Она грустно улыбнулась:
– Так вот эта самая интуиция говорит мне, что если я пущу тебя к тому человеку одного, у меня будут очень-очень-очень большие неприятности. А потому я завтра сама узнаю его адрес, и мы отправимся туда вдвоем. Либо не отправимся вовсе.
– Но…
– Никаких но! Тут я тебе выбора не оставляю. Желаешь узнать, кто ты такой, едем вместе. – Грустная улыбка превратилась в лукавую. – Я, может, тоже хочу узнать, кто ты такой. Может быть, ты женат и успел завести четверых детей. Может, мне через день-два придется отбивать тебя у какой-нибудь красотки с вот таким вот бюстом, конь в малине!
– Не думаю, чтобы у тебя тут возникли хоть какие-нибудь проблемы, – сказал я и поцеловал ее в губы.
Теплые Ингины руки обвили мою шею, и решетка рухнула окончательно.
– Останешься?
– Конечно, – сказал я и принялся расстегивать пуговицы на голубом халате.
А потом мы сплелись в клубок и не расплетались до тех пор, пока она не взмолилась: «Хватит, миленький, хватит!»
Когда она оторвалась от меня и встала с дивана, я спросил:
– Как мы завтра встретимся? За тобой все время хвост. И даже не один.
Она склонилась надо мной, чмокнула в щеку:
– Второго хвоста завтра не будет, я позабочусь об этом. А от первого – уйду. Не волнуйся, я, словно ящерица, умею сбрасывать хвосты.
– Ты очень милая ящерица.
Она счастливо рассмеялась и отправилась в ванную, а я подобрал с пола голубой халат, прикрылся и закурил.
Часы показывали без четверти час. На сердце было легко и свободно, как будто несколько минут назад, распиная податливую Ингину плоть, я разрядил не только тело, но и душу. Я размышлял о том, что случилось с «диверсантом» в последние два дня, и меня переполняла уверенность:
все идет как надо! Главное, однако, чтобы уверенность не переросла в самоуверенность – на этом сгорали многие, безошибочные на первый взгляд расчеты. А потому надеяться на Ингино умение сбрасывать хвосты не будем. Береженого бог бережет!..Я раздавил окурок в пепельнице. Береженого бог бережет! Ум хорошо, а два лучше! Семь раз отмерь – один отрежь!..
– Не воспользоваться ли нам постельным бельем? – сказала Инга, вернувшись в комнату. – Боюсь, америкен бой, мой халатик маловат для того, чтобы под ним смогли поместиться двое.
– Даже лежа друг на друге?
– Даже лежа друг на друге, конь в малине!.. Твои здоровенные плечи еще можно укрыть подолом, но мне в бока все равно будет поддувать.
– Ладно, – согласился я, – давай одеяло. Твои бока надо беречь.
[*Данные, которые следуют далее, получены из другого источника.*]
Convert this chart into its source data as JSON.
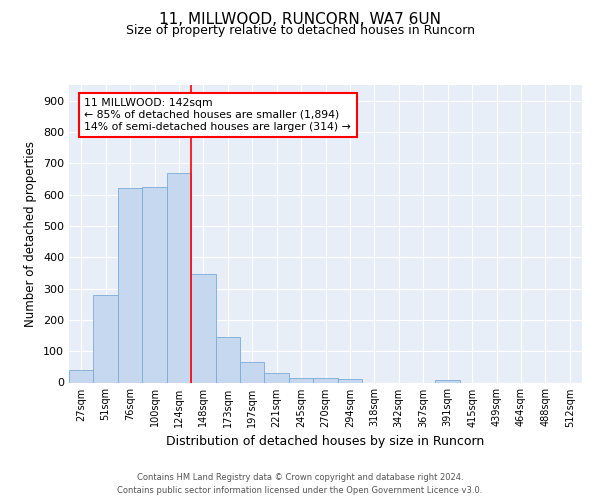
{
  "title": "11, MILLWOOD, RUNCORN, WA7 6UN",
  "subtitle": "Size of property relative to detached houses in Runcorn",
  "xlabel": "Distribution of detached houses by size in Runcorn",
  "ylabel": "Number of detached properties",
  "bar_labels": [
    "27sqm",
    "51sqm",
    "76sqm",
    "100sqm",
    "124sqm",
    "148sqm",
    "173sqm",
    "197sqm",
    "221sqm",
    "245sqm",
    "270sqm",
    "294sqm",
    "318sqm",
    "342sqm",
    "367sqm",
    "391sqm",
    "415sqm",
    "439sqm",
    "464sqm",
    "488sqm",
    "512sqm"
  ],
  "bar_values": [
    40,
    280,
    620,
    625,
    670,
    345,
    145,
    65,
    30,
    13,
    13,
    10,
    0,
    0,
    0,
    8,
    0,
    0,
    0,
    0,
    0
  ],
  "bar_color": "#c5d8f0",
  "bar_edge_color": "#7aabd4",
  "vline_x": 4.5,
  "annotation_line1": "11 MILLWOOD: 142sqm",
  "annotation_line2": "← 85% of detached houses are smaller (1,894)",
  "annotation_line3": "14% of semi-detached houses are larger (314) →",
  "annotation_box_color": "white",
  "annotation_box_edge_color": "red",
  "vline_color": "red",
  "ylim": [
    0,
    950
  ],
  "yticks": [
    0,
    100,
    200,
    300,
    400,
    500,
    600,
    700,
    800,
    900
  ],
  "footer": "Contains HM Land Registry data © Crown copyright and database right 2024.\nContains public sector information licensed under the Open Government Licence v3.0.",
  "background_color": "#ffffff",
  "plot_background_color": "#e8eef8"
}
Такие бока на дороге не валяются.
– Неужели только бока?! – воскликнула Инга с притворным негодованием и звонко шлепнула меня по торчащему из-под халата колену.
– Бока – в первую очередь!
– То-то ты на них синяков наставил. Хорошо, пляжный сезон уже завершился. Иначе пришлось бы носить закрытый купальник… Выметайся!
– Закрытый купальник – это преступление против человечества, – сказал я, скатываясь с дивана на ковер. – Кабы женщины носили исключительно закрытые купальники, на Земле бы вымерла разумная жизнь. А я бы скончался первым, от острого хронического воздержания.
– Скорее уж от острого хронического словоблудия. – Инга принялась извлекать из недр сексодрома постельное белье. – Ты так и намерен валяться голым на полу.
– Да, – сказал я. – У меня здесь лежбище. И отсюда открывается увлекательный пейзаж. Называется «Джунгли над расселиной». – Я щелкнул языком. – Особенно, когда ты вот так наклоняешься…
– Нахал! – Инга зажала бедрами подол ночной рубашки, которая ничего не прятала. – Не насмотрелся еще!
– Нет! Это, знаешь, как наркотик. Сколько бы ни смотрел – все мало!
– Наркоман несчастный! Вставай!
– Слушаюсь и повинуюсь, моя госпожа! Через минуту твой раб будет у твоих ног. – Я поднялся с пола и отправился принимать душ.
– Кто была эта женщина? – сказала мне в спину Инга. – Та, что звонила вчера поздно вечером.
– Никто. – Я повернулся и посмотрел на нее большими честными глазами. – Подошел на улице к первой встречной. Сказал, что пытаюсь позвонить своей девушке, но все время нарываюсь на предков, с которыми по своей глупости недавно поссорился. Я был так убедителен, а русские женщины так добры… Она сразу согласилась помочь.
– Она сразу согласилась помочь, – эхом отозвалась Инга, пристально глядя мне в глаза. – Ладно, иди.
– Ревность – пережиток прошлого! – сказал я, потому что надо было хоть что-то сказать.
Когда я вернулся, Инга сидела на диване, поджав под себя ноги, и судорожно щелкала зажигалкой. Глаза у нее опять были на мокром месте.
– Эй! – сказал я. – Что за сырость, бэби?.. Мне эта женщина вправду не знакома! К тому же, она беременная. Месяце, думаю, на восьмом.
Вралось на удивление легко.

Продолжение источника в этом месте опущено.